Speaking with the shady benefit of hindsight may not be the most honest thing to do, but it will be even more disingenuous to deny that the status of Bangladesh's ODI progress hinged to a large extent on the result of the third ODI against Sri Lanka in Colombo, which they lost by 70 runs on Saturday.
Along with it they lost the opportunity to enter the next phase in their development by notching an away series win over a higher-ranked team.
But that is not to say that there has been no progress. Bangladesh played a perfect game in the first match in Dambulla to win by 90 runs, and even more importantly, rode on Tamim Iqbal's authoritative 127 to score 324 for five on what was a slowish wicket in stifling heat.
In hindsight, it did go downhill from there. There were spells of smart cricket and high-quality execution, but it did not sustain long enough to bring the results.
The second match was on a belter of a pitch, with Bangladesh's spinners not able to get any turn whatsoever. However, having been thwarted by the wicket, neither the spinners nor skipper Mashrafe Bin Mortaza had a plan B and continued to bowl on the middle and leg stump for the batsmen, particularly Kusal Mendis, to plunder runs on the leg side even with three fielders positioned on the fence on that side for a majority of the middle overs. Bangladesh did pull it back when the slog was on, conceding just 76 runs in the last 10 while taking six wickets, culminating in a Taskin Ahmed hattrick to bowl out Sri Lanka for 311.

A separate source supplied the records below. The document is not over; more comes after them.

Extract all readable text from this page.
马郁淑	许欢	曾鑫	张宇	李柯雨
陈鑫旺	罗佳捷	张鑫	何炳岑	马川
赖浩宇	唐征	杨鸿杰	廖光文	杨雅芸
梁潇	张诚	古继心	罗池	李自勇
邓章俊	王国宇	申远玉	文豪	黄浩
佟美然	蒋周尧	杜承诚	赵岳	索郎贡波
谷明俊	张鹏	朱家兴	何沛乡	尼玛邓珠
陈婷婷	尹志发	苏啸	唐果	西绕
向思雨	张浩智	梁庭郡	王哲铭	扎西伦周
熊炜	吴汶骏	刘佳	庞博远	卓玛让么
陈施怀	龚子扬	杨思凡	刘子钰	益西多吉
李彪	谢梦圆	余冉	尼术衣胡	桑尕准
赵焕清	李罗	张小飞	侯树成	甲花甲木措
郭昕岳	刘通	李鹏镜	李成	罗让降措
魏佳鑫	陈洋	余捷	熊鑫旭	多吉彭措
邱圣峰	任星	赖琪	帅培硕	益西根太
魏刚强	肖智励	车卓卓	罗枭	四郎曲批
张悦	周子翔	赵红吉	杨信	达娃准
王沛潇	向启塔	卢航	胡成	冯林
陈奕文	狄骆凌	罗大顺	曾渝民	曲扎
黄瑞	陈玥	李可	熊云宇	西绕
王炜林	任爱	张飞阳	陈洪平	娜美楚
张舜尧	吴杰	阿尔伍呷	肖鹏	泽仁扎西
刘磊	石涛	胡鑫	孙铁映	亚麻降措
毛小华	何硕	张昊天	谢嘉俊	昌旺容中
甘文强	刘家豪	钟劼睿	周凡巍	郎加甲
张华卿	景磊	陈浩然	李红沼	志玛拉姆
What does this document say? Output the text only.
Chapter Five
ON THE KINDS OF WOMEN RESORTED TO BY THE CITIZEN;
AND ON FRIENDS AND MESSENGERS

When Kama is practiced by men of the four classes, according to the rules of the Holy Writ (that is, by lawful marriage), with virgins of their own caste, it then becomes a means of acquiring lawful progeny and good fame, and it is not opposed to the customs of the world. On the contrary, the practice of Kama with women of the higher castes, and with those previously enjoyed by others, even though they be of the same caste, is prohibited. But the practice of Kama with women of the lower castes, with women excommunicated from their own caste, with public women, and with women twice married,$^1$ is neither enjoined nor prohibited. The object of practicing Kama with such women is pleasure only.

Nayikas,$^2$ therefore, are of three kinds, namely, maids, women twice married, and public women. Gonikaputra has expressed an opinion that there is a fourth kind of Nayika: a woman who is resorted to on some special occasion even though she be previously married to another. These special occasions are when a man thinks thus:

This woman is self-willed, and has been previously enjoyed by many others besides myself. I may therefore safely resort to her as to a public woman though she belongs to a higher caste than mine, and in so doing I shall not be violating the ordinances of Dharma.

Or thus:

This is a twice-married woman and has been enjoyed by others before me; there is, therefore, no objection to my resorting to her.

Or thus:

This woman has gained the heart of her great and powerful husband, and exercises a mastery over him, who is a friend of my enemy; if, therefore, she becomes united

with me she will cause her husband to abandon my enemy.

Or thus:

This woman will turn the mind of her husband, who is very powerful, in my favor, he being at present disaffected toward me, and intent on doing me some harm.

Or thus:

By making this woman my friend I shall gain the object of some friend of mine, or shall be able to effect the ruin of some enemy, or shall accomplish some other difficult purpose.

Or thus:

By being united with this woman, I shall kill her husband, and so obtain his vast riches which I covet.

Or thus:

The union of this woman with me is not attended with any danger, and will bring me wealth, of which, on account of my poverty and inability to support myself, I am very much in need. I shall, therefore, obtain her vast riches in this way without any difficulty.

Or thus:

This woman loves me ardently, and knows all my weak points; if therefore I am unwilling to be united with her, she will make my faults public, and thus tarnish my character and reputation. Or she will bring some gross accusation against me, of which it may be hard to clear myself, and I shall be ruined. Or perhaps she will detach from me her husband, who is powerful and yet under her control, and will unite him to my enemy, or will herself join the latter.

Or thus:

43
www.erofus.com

That the game was abandoned due to rain after the first innings and Bangladesh did not have to chase under lights, with the prospect of the ball moving around in the first 10 overs, could perhaps at first be seen as not especially fortunate, but that cannot be thought any longer after the defeat on Saturday. On a very good batting pitch, with a bit of grass, Bangladesh had to chase 281 to win -- a target Mashrafe said before the match that he would be happy with -- and were reduced to 11 for three, then 155 for eight, before being all out for 210 in 44.3 overs.
Bangladesh had performed admirably on the field here too -- after being taken for 76 without loss in the first 10 overs, the bowlers and fielders combined to take nine wickets for just 204 runs in the remaining 40 overs. The change of tack that was missing in the second ODI was on display here. It was also a uniformly excellent series for Bangladesh on the field, very likely unprecedented in their history. Apart from two incredibly hard caught-and-bowled chances in the third ODI to Mashrafe and Mustafizur Rahman, a missed stumping and a ball that flew through keeper and second slip in the second ODI, the fielding was flawless throughout the series.
But it was the failure in the third match against a slightly moving ball that will make it seem that under more swinging conditions under lights in Dambulla, Bangladesh could not have chased successfully, and so make Sri Lanka the moral victors of the shared series. It was also the failure to reset after early losses, even after seeing Shakib Al Hasan and Soumya Sarkar dominate in a 77-run partnership, that can be interpreted as a team that is not yet adept at adapting to the conditions and situation at hand. Apart from the first match, Bangladesh were not able to thrive when things were not going their way; and so Sri Lanka quite fairly have the lion's share of the stalemate.
Mashrafe had said before the third match that a truly good team wins away series. A lot of progress has been made -- that the team is disappointed in a shared series in Sri Lanka is not the least of them – but not quite to the next level yet.